The authors of a report published recently in Perspectives in Health Information Management examined the causes of such errors, analyzing almost 400,000 records that had duplicates.
They found that the greatest mismatches were due to a field being left blank and the provider entering in a default entry. This happened most with either a person's middle name, a little more than 58 percent of the time, or a Social Security number, about 53 percent of the time.
Middle names caused the most incidents of duplicate records, which in addition to blank entry errors included the middle name being swapped with the first or last name. What's more, misspellings accounted for 53 percent of mistakes in the first name and 33 percent in the last name.
Patient identification errors ranked second on the ECRI Institute's 2016 list of top 10 patient safety concerns. And a report published earlier this year in the Journal of AHIMA revealed that 57 percent of respondents to a survey said they worked routinely on mitigating the effects of patient matching problems.

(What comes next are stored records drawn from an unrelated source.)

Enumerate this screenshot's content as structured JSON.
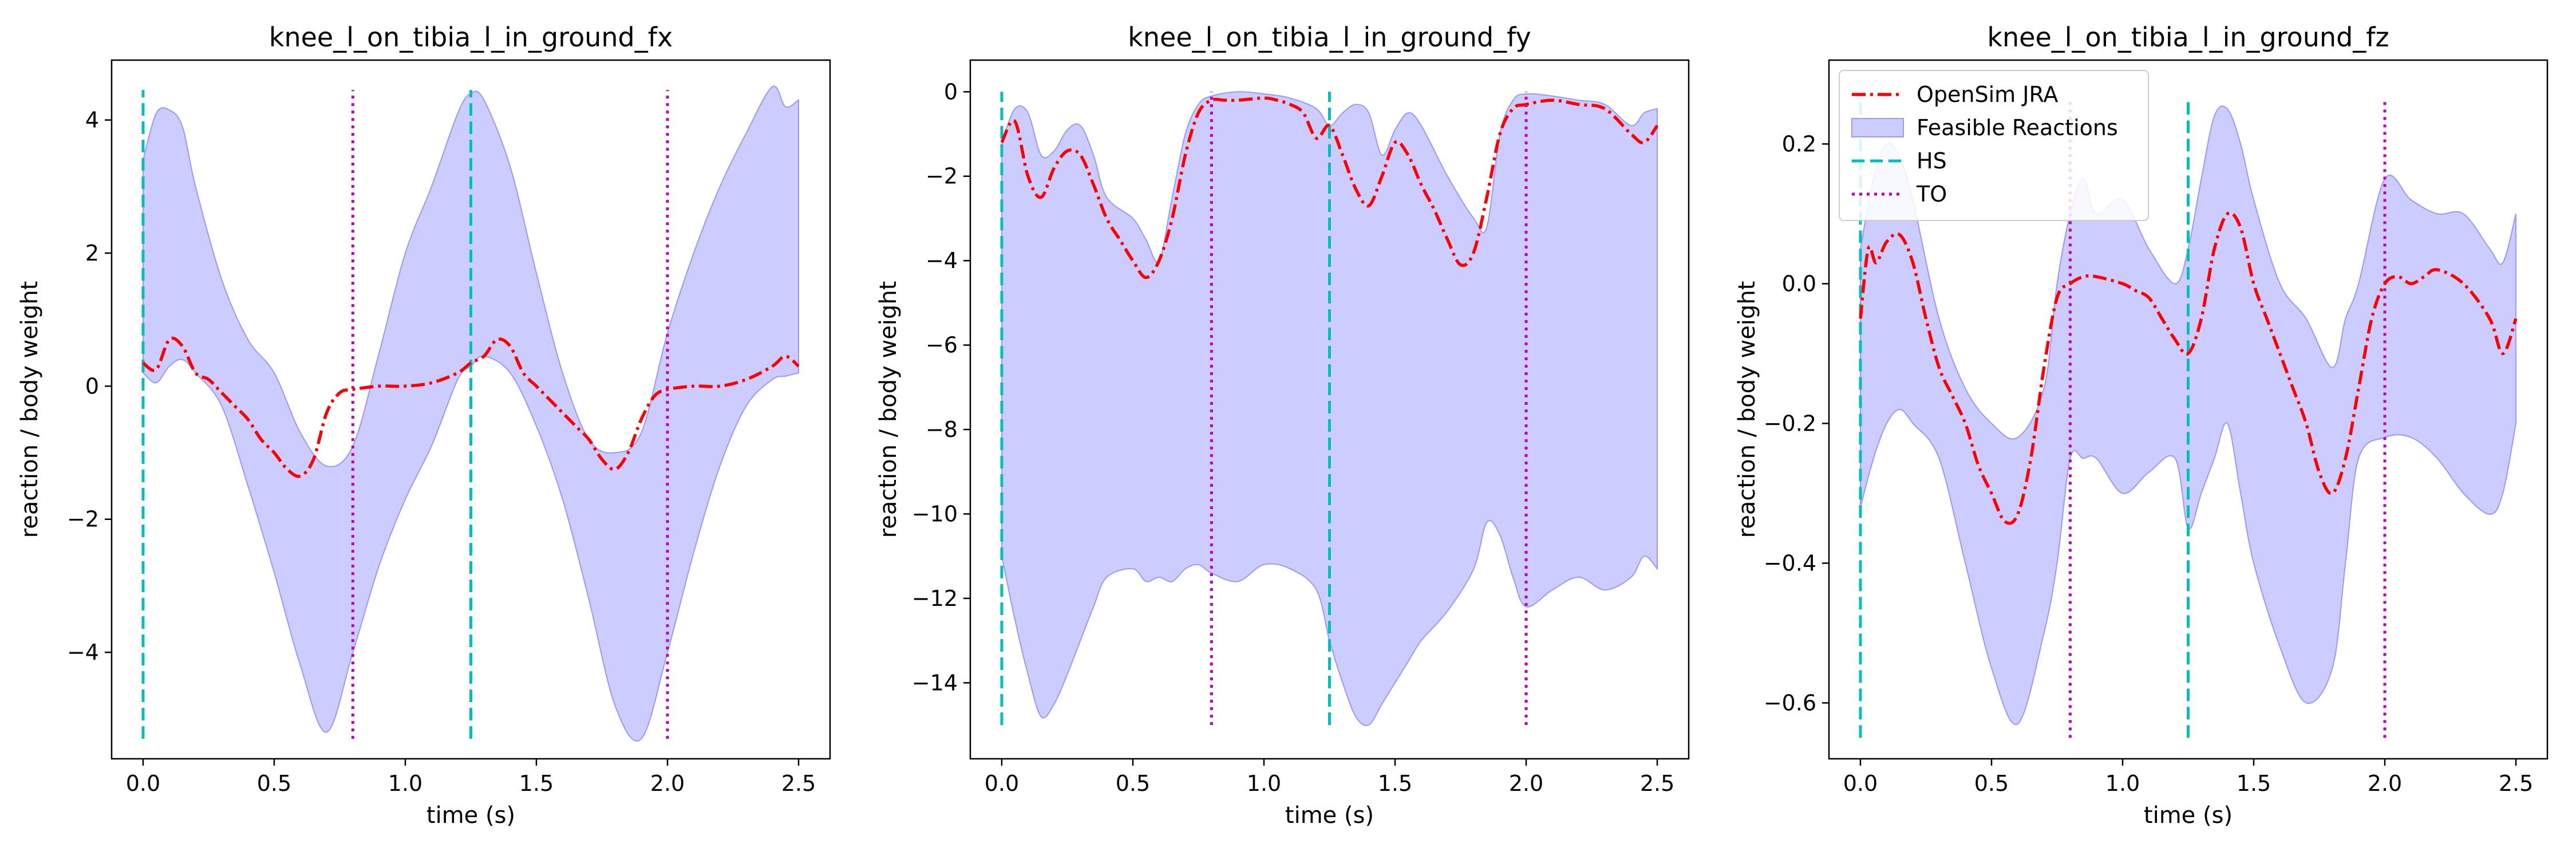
{
  "chart_data": [
    {
      "type": "line",
      "title": "knee_l_on_tibia_l_in_ground_fx",
      "xlabel": "time (s)",
      "ylabel": "reaction / body weight",
      "xlim": [
        -0.12,
        2.62
      ],
      "ylim": [
        -5.6,
        4.9
      ],
      "xticks": [
        0.0,
        0.5,
        1.0,
        1.5,
        2.0,
        2.5
      ],
      "xtick_labels": [
        "0.0",
        "0.5",
        "1.0",
        "1.5",
        "2.0",
        "2.5"
      ],
      "yticks": [
        -4,
        -2,
        0,
        2,
        4
      ],
      "ytick_labels": [
        "−4",
        "−2",
        "0",
        "2",
        "4"
      ],
      "events": {
        "HS": [
          0.0,
          1.25
        ],
        "TO": [
          0.8,
          2.0
        ]
      },
      "events_range": [
        -5.3,
        4.45
      ],
      "band": {
        "name": "Feasible Reactions",
        "x": [
          0.0,
          0.05,
          0.1,
          0.15,
          0.2,
          0.3,
          0.4,
          0.5,
          0.6,
          0.7,
          0.8,
          0.9,
          1.0,
          1.1,
          1.2,
          1.25,
          1.3,
          1.4,
          1.5,
          1.6,
          1.7,
          1.8,
          1.9,
          2.0,
          2.1,
          2.2,
          2.3,
          2.4,
          2.45,
          2.5
        ],
        "upper": [
          3.4,
          4.1,
          4.15,
          3.9,
          3.0,
          1.6,
          0.7,
          0.2,
          -0.7,
          -1.2,
          -0.9,
          0.5,
          2.0,
          3.0,
          4.1,
          4.4,
          4.3,
          3.3,
          1.7,
          0.2,
          -0.8,
          -1.0,
          -0.7,
          0.8,
          2.0,
          3.0,
          3.8,
          4.5,
          4.2,
          4.3
        ],
        "lower": [
          0.2,
          0.05,
          0.3,
          0.4,
          0.2,
          -0.3,
          -1.5,
          -2.8,
          -4.2,
          -5.2,
          -4.0,
          -2.7,
          -1.7,
          -0.9,
          0.1,
          0.3,
          0.45,
          0.2,
          -0.6,
          -1.7,
          -3.2,
          -4.8,
          -5.3,
          -4.0,
          -2.5,
          -1.2,
          -0.3,
          0.1,
          0.15,
          0.2
        ]
      },
      "series": [
        {
          "name": "OpenSim JRA",
          "x": [
            0.0,
            0.05,
            0.1,
            0.15,
            0.2,
            0.25,
            0.3,
            0.35,
            0.4,
            0.45,
            0.5,
            0.55,
            0.6,
            0.65,
            0.7,
            0.75,
            0.8,
            0.9,
            1.0,
            1.1,
            1.2,
            1.25,
            1.3,
            1.35,
            1.4,
            1.45,
            1.5,
            1.55,
            1.6,
            1.65,
            1.7,
            1.75,
            1.8,
            1.85,
            1.9,
            1.95,
            2.0,
            2.1,
            2.2,
            2.3,
            2.4,
            2.45,
            2.5
          ],
          "y": [
            0.35,
            0.25,
            0.7,
            0.6,
            0.2,
            0.1,
            -0.1,
            -0.3,
            -0.5,
            -0.8,
            -1.0,
            -1.25,
            -1.35,
            -1.1,
            -0.4,
            -0.1,
            -0.05,
            0.0,
            0.0,
            0.05,
            0.2,
            0.35,
            0.45,
            0.7,
            0.6,
            0.2,
            0.0,
            -0.2,
            -0.4,
            -0.6,
            -0.8,
            -1.1,
            -1.25,
            -1.0,
            -0.5,
            -0.15,
            -0.05,
            0.0,
            0.0,
            0.1,
            0.3,
            0.45,
            0.3
          ]
        }
      ],
      "legend": false
    },
    {
      "type": "line",
      "title": "knee_l_on_tibia_l_in_ground_fy",
      "xlabel": "time (s)",
      "ylabel": "reaction / body weight",
      "xlim": [
        -0.12,
        2.62
      ],
      "ylim": [
        -15.8,
        0.75
      ],
      "xticks": [
        0.0,
        0.5,
        1.0,
        1.5,
        2.0,
        2.5
      ],
      "xtick_labels": [
        "0.0",
        "0.5",
        "1.0",
        "1.5",
        "2.0",
        "2.5"
      ],
      "yticks": [
        0,
        -2,
        -4,
        -6,
        -8,
        -10,
        -12,
        -14
      ],
      "ytick_labels": [
        "0",
        "−2",
        "−4",
        "−6",
        "−8",
        "−10",
        "−12",
        "−14"
      ],
      "events": {
        "HS": [
          0.0,
          1.25
        ],
        "TO": [
          0.8,
          2.0
        ]
      },
      "events_range": [
        -15.0,
        0.0
      ],
      "band": {
        "name": "Feasible Reactions",
        "x": [
          0.0,
          0.05,
          0.1,
          0.15,
          0.2,
          0.25,
          0.3,
          0.35,
          0.4,
          0.5,
          0.55,
          0.6,
          0.65,
          0.7,
          0.75,
          0.8,
          0.9,
          1.0,
          1.1,
          1.2,
          1.25,
          1.3,
          1.35,
          1.4,
          1.45,
          1.5,
          1.55,
          1.6,
          1.7,
          1.8,
          1.85,
          1.9,
          1.95,
          2.0,
          2.1,
          2.2,
          2.3,
          2.4,
          2.45,
          2.5
        ],
        "upper": [
          -1.2,
          -0.4,
          -0.5,
          -1.5,
          -1.4,
          -0.9,
          -0.8,
          -1.5,
          -2.5,
          -3.0,
          -3.5,
          -4.0,
          -2.5,
          -1.0,
          -0.3,
          -0.1,
          0.0,
          -0.05,
          -0.15,
          -0.4,
          -0.8,
          -0.5,
          -0.3,
          -0.5,
          -1.5,
          -0.9,
          -0.5,
          -0.8,
          -2.0,
          -3.0,
          -3.2,
          -1.0,
          -0.2,
          -0.05,
          -0.1,
          -0.2,
          -0.3,
          -0.8,
          -0.5,
          -0.4
        ],
        "lower": [
          -11.0,
          -12.5,
          -13.8,
          -14.8,
          -14.5,
          -13.8,
          -13.0,
          -12.2,
          -11.5,
          -11.3,
          -11.6,
          -11.5,
          -11.6,
          -11.3,
          -11.2,
          -11.4,
          -11.6,
          -11.2,
          -11.3,
          -11.8,
          -13.0,
          -14.0,
          -14.8,
          -15.0,
          -14.5,
          -14.0,
          -13.5,
          -13.0,
          -12.3,
          -11.3,
          -10.2,
          -10.5,
          -11.5,
          -12.2,
          -11.8,
          -11.5,
          -11.8,
          -11.5,
          -11.0,
          -11.3
        ]
      },
      "series": [
        {
          "name": "OpenSim JRA",
          "x": [
            0.0,
            0.05,
            0.1,
            0.15,
            0.2,
            0.25,
            0.3,
            0.35,
            0.4,
            0.45,
            0.5,
            0.55,
            0.6,
            0.65,
            0.7,
            0.75,
            0.8,
            0.85,
            0.9,
            1.0,
            1.05,
            1.1,
            1.15,
            1.2,
            1.25,
            1.3,
            1.35,
            1.4,
            1.45,
            1.5,
            1.55,
            1.6,
            1.65,
            1.7,
            1.75,
            1.8,
            1.85,
            1.9,
            1.95,
            2.0,
            2.1,
            2.2,
            2.3,
            2.4,
            2.45,
            2.5
          ],
          "y": [
            -1.2,
            -0.7,
            -2.0,
            -2.5,
            -1.8,
            -1.4,
            -1.5,
            -2.2,
            -3.0,
            -3.5,
            -4.0,
            -4.4,
            -4.0,
            -3.0,
            -1.5,
            -0.5,
            -0.2,
            -0.2,
            -0.2,
            -0.15,
            -0.2,
            -0.3,
            -0.5,
            -1.1,
            -0.8,
            -1.5,
            -2.3,
            -2.7,
            -2.0,
            -1.2,
            -1.5,
            -2.2,
            -2.8,
            -3.5,
            -4.1,
            -3.8,
            -2.5,
            -1.0,
            -0.4,
            -0.3,
            -0.2,
            -0.3,
            -0.4,
            -1.0,
            -1.2,
            -0.8
          ]
        }
      ],
      "legend": false
    },
    {
      "type": "line",
      "title": "knee_l_on_tibia_l_in_ground_fz",
      "xlabel": "time (s)",
      "ylabel": "reaction / body weight",
      "xlim": [
        -0.12,
        2.62
      ],
      "ylim": [
        -0.68,
        0.32
      ],
      "xticks": [
        0.0,
        0.5,
        1.0,
        1.5,
        2.0,
        2.5
      ],
      "xtick_labels": [
        "0.0",
        "0.5",
        "1.0",
        "1.5",
        "2.0",
        "2.5"
      ],
      "yticks": [
        0.2,
        0.0,
        -0.2,
        -0.4,
        -0.6
      ],
      "ytick_labels": [
        "0.2",
        "0.0",
        "−0.2",
        "−0.4",
        "−0.6"
      ],
      "events": {
        "HS": [
          0.0,
          1.25
        ],
        "TO": [
          0.8,
          2.0
        ]
      },
      "events_range": [
        -0.65,
        0.26
      ],
      "band": {
        "name": "Feasible Reactions",
        "x": [
          0.0,
          0.05,
          0.1,
          0.15,
          0.2,
          0.3,
          0.4,
          0.5,
          0.6,
          0.7,
          0.75,
          0.8,
          0.85,
          0.9,
          1.0,
          1.1,
          1.2,
          1.25,
          1.3,
          1.35,
          1.4,
          1.45,
          1.5,
          1.6,
          1.7,
          1.8,
          1.85,
          1.9,
          2.0,
          2.1,
          2.2,
          2.3,
          2.4,
          2.45,
          2.5
        ],
        "upper": [
          0.05,
          0.15,
          0.2,
          0.18,
          0.12,
          -0.05,
          -0.15,
          -0.2,
          -0.22,
          -0.15,
          0.0,
          0.1,
          0.15,
          0.1,
          0.12,
          0.05,
          0.0,
          0.05,
          0.15,
          0.24,
          0.25,
          0.2,
          0.12,
          0.0,
          -0.05,
          -0.12,
          -0.05,
          0.0,
          0.15,
          0.12,
          0.1,
          0.1,
          0.05,
          0.03,
          0.1
        ],
        "lower": [
          -0.32,
          -0.25,
          -0.2,
          -0.18,
          -0.2,
          -0.25,
          -0.4,
          -0.55,
          -0.63,
          -0.5,
          -0.4,
          -0.25,
          -0.25,
          -0.25,
          -0.3,
          -0.27,
          -0.25,
          -0.35,
          -0.3,
          -0.25,
          -0.2,
          -0.3,
          -0.4,
          -0.52,
          -0.6,
          -0.55,
          -0.4,
          -0.25,
          -0.22,
          -0.22,
          -0.25,
          -0.3,
          -0.33,
          -0.3,
          -0.2
        ]
      },
      "series": [
        {
          "name": "OpenSim JRA",
          "x": [
            0.0,
            0.03,
            0.06,
            0.1,
            0.15,
            0.2,
            0.25,
            0.3,
            0.35,
            0.4,
            0.45,
            0.5,
            0.55,
            0.6,
            0.65,
            0.7,
            0.75,
            0.8,
            0.85,
            0.9,
            1.0,
            1.05,
            1.1,
            1.15,
            1.2,
            1.25,
            1.3,
            1.35,
            1.4,
            1.45,
            1.5,
            1.55,
            1.6,
            1.65,
            1.7,
            1.75,
            1.8,
            1.85,
            1.9,
            1.95,
            2.0,
            2.05,
            2.1,
            2.15,
            2.2,
            2.3,
            2.4,
            2.45,
            2.5
          ],
          "y": [
            -0.05,
            0.05,
            0.03,
            0.06,
            0.07,
            0.03,
            -0.05,
            -0.12,
            -0.16,
            -0.2,
            -0.26,
            -0.3,
            -0.34,
            -0.33,
            -0.25,
            -0.12,
            -0.02,
            0.0,
            0.01,
            0.01,
            0.0,
            -0.01,
            -0.02,
            -0.05,
            -0.08,
            -0.1,
            -0.05,
            0.05,
            0.1,
            0.08,
            0.0,
            -0.05,
            -0.1,
            -0.15,
            -0.2,
            -0.27,
            -0.3,
            -0.25,
            -0.15,
            -0.05,
            0.0,
            0.01,
            0.0,
            0.01,
            0.02,
            0.0,
            -0.05,
            -0.1,
            -0.05
          ]
        }
      ],
      "legend": true,
      "legend_position": "top-left",
      "legend_entries": [
        "OpenSim JRA",
        "Feasible Reactions",
        "HS",
        "TO"
      ]
    }
  ],
  "colors": {
    "jra": "#ff0000",
    "band_fill": "#ccccff",
    "band_edge": "#9999ff",
    "hs": "#00bfbf",
    "to": "#bf00bf"
  }
}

Better tools, such as biometrics, smart card readers and advanced algorithms are critical to reducing patient matching errors, the authors say, as are enhanced search algorithms in scheduling and registration systems.
Apart from more advanced tech, providers also can reduce errors through policies for name entry conventions and having standard search routines.
"No amount of advanced technologies or increased data capture will completely eliminate human errors," the authors conclude. "Creating policies and procedures for front-end and back-end staff to follow is foundational for the overall data integrity process."